Tanzu Kubernetes Grid, which provides a service for managing any distribution of Kubernetes, is now generally available along with version 1.7 of Tanzu Kubernetes Grid Integrated Edition, formerly known as the VMware Enterprise PKS distribution of Kubernetes.
Version 2.9 of Tanzu Application Service, a runtime environment for Java, .Net and Node applications, is also now generally available along with VMware Cloud Foundations 4.0, which provides the underlying virtual infrastructure required to run an instance of vSphere 7 embedded with Kubernetes.
Finally, the Tanzu Application Service runtime for Kubernetes and the Tanzu Build Service for creating container images are now in beta.

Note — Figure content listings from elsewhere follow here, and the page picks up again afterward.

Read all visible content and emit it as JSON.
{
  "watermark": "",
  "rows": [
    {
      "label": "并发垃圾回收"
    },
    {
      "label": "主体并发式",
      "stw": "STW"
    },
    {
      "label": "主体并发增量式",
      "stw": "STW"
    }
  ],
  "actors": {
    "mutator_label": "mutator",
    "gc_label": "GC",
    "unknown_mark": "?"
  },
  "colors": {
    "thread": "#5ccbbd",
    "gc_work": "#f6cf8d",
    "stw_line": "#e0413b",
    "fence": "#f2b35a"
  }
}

Craig McLuckie, vice president of research and development for VMware, says as a collection of cloud services, Tanzu is designed to meet IT organizations anywhere they are along the path of Kubernetes adoption. It includes tools for building multiple classes of applications along with tools to deploy those applications and manage the Kubernetes clusters they run on. In some cases, those clusters will be running on virtual machines from VMware while in other cases they might be running on virtual machines on a public cloud or even a bare-metal server, he says.

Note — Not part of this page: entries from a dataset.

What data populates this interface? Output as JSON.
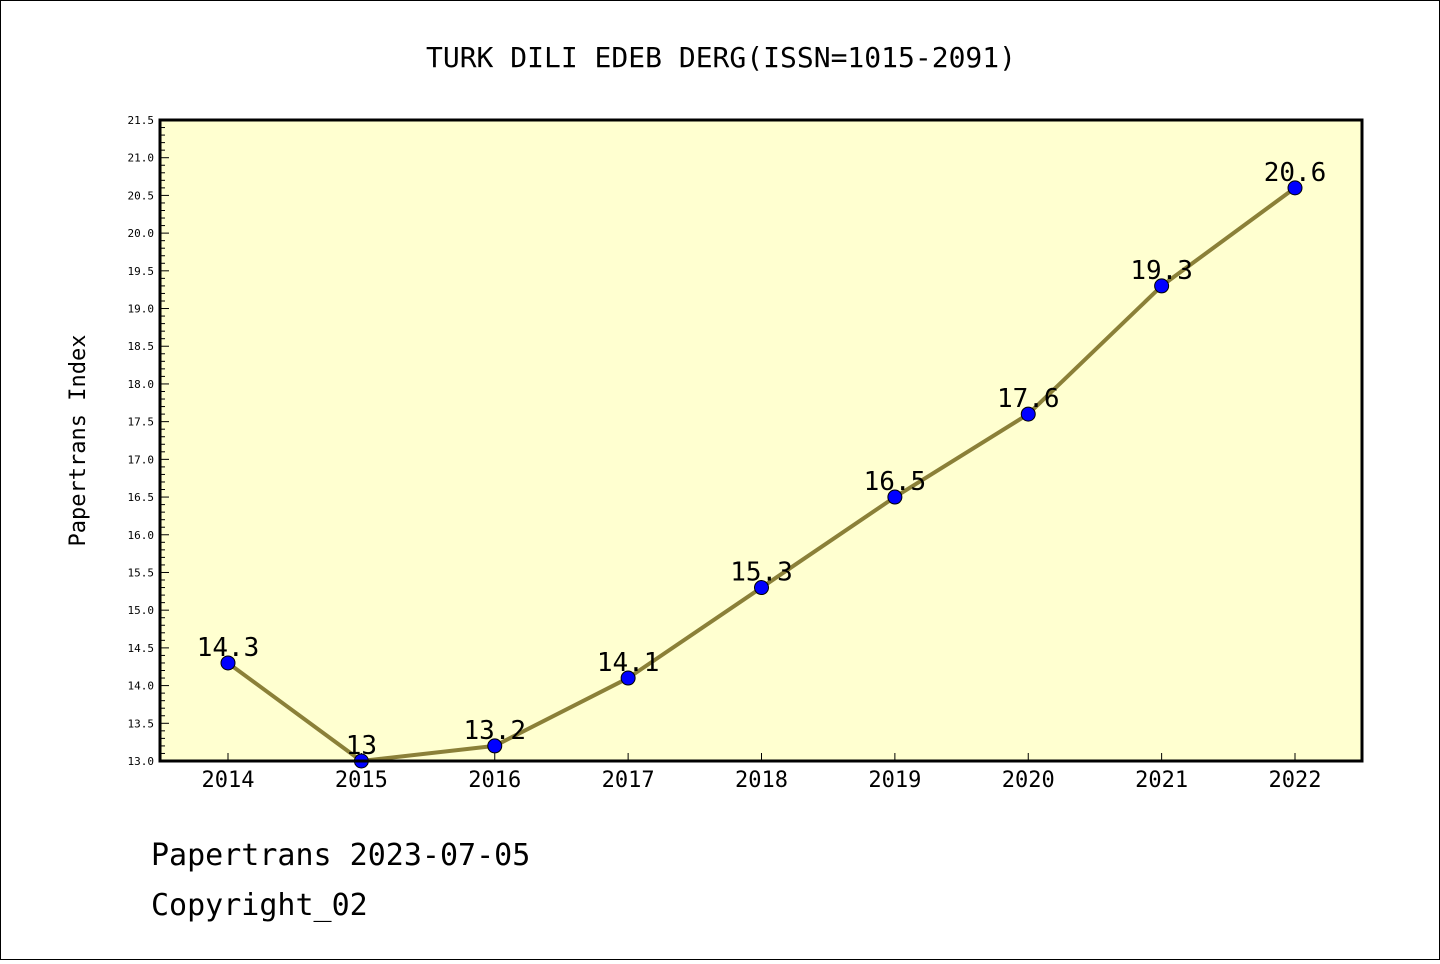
{
  "chart_data": {
    "type": "line",
    "title": "TURK DILI EDEB DERG(ISSN=1015-2091)",
    "xlabel": "",
    "ylabel": "Papertrans Index",
    "categories": [
      "2014",
      "2015",
      "2016",
      "2017",
      "2018",
      "2019",
      "2020",
      "2021",
      "2022"
    ],
    "values": [
      14.3,
      13,
      13.2,
      14.1,
      15.3,
      16.5,
      17.6,
      19.3,
      20.6
    ],
    "data_labels": [
      "14.3",
      "13",
      "13.2",
      "14.1",
      "15.3",
      "16.5",
      "17.6",
      "19.3",
      "20.6"
    ],
    "ylim": [
      13.0,
      21.5
    ],
    "yticks": [
      "13.0",
      "13.5",
      "14.0",
      "14.5",
      "15.0",
      "15.5",
      "16.0",
      "16.5",
      "17.0",
      "17.5",
      "18.0",
      "18.5",
      "19.0",
      "19.5",
      "20.0",
      "20.5",
      "21.0",
      "21.5"
    ],
    "grid": false,
    "colors": {
      "plot_background": "#ffffd0",
      "line": "#8b8038",
      "marker": "#0000ff"
    }
  },
  "footer": {
    "line1": "Papertrans 2023-07-05",
    "line2": "Copyright_02"
  }
}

In effect, Tanzu is a “superhighway” through which IT organizations can embrace a variety of next-generation cloud-native technologies in whatever way is most familiar to them, McLuckie says, noting the goal is to make it possible to navigate that transition using a set of services that have been integrated elegantly.
In the wake of the COVID-19 pandemic, it is not clear what rate the transition to cloud-native technologies will be made. There is no doubt more application workloads are heading to the cloud where they can be built, deployed and managed flexibly. Less clear is to what degree organizations will prefer to continue to build monolithic applications using tools and platforms they know instead of transitioning to tools and platforms that are optimized specifically for the cloud.
The one thing that is clear is the rate at which management planes have been migrating to the cloud will accelerate as organizations look to unify the management of multiple platforms, says McLuckie. Most organizations today are employing separate management frameworks to manage each cloud and on-premises IT environment. That approach only serves to increase the total cost of IT, which McLuckie notes is unsustainable in its present form given the current economic outlook. Most IT organizations are also leery of becoming locked into a specific cloud service provider, he says.
It is still too early to say with any certainty how the economy will influence IT decisions in the weeks and months ahead. Many organizations are still assessing the damage. Some sectors, such as online entertainment and education, have experienced significant growth. Other sectors are retrenching, which in some cases will mean accelerating nascent digital business transformation initiative. Whatever the outcome, IT—much like the economy—is about to change utterly.